Posted 20 Sep 2002
What is NO FIRE? I know what the rule says, I know what effect it has in the game, and I know tactics for exploiting it. You could even say I'm a fan of the rule, but none of that is what I'm looking for. What I'm looking for is a description of what it represents in real combat. Anybody want to have a go at describing what it simulates?
Probably a mix of things.. the squad being silenced through opposing
suppressing fire, ammo running low (the "hey bob.. go get some more MG
belts!" rule), the squad continuing to pump lead into empty ground, being
caught with their pants down, etc
I think you need to not get too tied up with it - it's a game mechanism to represent failure to interfere with the enemy and/or wrestle the initiative...
You need to look at it as a "big picture" - what is the 'effect' of multiple "No Fires" - i.e. the total loss of initiative because you have no way left to interfere with he enemy's activity... etc...
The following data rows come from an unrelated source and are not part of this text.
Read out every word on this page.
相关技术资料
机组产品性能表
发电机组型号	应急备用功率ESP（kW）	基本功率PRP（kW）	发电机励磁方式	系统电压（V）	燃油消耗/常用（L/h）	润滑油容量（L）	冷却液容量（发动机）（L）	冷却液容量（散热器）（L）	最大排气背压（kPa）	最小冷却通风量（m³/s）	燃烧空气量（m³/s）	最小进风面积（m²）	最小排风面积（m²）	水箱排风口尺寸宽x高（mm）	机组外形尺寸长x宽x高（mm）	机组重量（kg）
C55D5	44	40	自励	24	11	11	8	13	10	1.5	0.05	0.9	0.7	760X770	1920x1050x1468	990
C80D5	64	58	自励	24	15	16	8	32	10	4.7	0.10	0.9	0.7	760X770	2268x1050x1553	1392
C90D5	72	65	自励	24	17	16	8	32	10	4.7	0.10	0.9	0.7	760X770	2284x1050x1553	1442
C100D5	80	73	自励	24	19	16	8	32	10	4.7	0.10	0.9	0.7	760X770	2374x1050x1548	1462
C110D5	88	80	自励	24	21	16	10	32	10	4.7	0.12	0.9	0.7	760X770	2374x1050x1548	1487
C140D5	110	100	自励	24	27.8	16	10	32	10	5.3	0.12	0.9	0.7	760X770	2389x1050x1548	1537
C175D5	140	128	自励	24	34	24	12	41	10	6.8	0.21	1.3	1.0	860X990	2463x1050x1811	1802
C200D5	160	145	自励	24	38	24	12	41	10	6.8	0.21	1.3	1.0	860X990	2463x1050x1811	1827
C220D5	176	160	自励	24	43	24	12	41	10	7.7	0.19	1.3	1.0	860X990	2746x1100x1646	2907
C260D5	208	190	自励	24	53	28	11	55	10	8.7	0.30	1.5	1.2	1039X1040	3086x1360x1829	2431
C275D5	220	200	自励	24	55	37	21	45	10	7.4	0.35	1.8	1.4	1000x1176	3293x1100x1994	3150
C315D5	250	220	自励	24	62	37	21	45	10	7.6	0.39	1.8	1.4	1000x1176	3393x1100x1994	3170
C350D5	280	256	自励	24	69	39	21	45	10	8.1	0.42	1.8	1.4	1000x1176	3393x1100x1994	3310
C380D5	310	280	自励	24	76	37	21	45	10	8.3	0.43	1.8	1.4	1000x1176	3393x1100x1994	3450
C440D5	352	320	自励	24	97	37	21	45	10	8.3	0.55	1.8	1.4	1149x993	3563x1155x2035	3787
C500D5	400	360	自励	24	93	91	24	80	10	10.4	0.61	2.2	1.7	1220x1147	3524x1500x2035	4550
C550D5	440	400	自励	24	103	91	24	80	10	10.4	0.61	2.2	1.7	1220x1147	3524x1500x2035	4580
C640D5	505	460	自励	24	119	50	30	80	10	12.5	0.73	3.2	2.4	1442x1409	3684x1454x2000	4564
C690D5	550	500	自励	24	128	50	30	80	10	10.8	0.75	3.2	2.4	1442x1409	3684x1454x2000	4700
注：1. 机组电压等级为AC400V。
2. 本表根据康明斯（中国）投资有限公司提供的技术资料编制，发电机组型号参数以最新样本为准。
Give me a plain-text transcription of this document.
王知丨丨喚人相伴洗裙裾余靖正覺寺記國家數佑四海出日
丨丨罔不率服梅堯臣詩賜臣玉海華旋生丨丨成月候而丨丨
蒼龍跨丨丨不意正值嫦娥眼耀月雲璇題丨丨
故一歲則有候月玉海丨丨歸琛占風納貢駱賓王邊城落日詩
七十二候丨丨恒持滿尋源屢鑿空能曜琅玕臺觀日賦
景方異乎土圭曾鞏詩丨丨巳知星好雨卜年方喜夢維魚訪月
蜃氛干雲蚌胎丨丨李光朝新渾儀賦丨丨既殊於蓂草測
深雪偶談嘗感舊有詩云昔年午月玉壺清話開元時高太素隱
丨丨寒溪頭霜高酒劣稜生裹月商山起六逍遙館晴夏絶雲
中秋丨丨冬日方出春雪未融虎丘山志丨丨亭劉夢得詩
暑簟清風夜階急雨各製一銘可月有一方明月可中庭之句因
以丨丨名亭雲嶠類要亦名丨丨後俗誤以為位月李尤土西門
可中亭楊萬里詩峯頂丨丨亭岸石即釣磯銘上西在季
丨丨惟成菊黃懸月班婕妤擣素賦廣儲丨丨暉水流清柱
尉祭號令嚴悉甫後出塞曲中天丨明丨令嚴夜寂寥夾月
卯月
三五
NO FIRE can represent any number of things. The following is my own
views, your mileage may vary (YMMV)
It helps me to think of Crossfire as an event driven game and not time
based. The actions that occur in a Crossfire game represent critical
events and the order in which they occur on the table is not necessarily
the time sequence in which the events actually occur. The focus is
on events and situations occurring. From a conceptualization point of
view, it is therefore important to not try and explain what is happening
on the table strictly by time packets. For example, if everything
"freezes" while you sort out a situation on a left flank, you shouldn't
think of it as everything being suspended in time as you resolve the
situation. When you turn your attention to the centre or right flank
situations, these now "catch up" time wise to what has been happening on
With that interpretation in mind, NO FIRE can represent the affected
squad hammering away at a particular target while your other squads
manouver around it at the same time.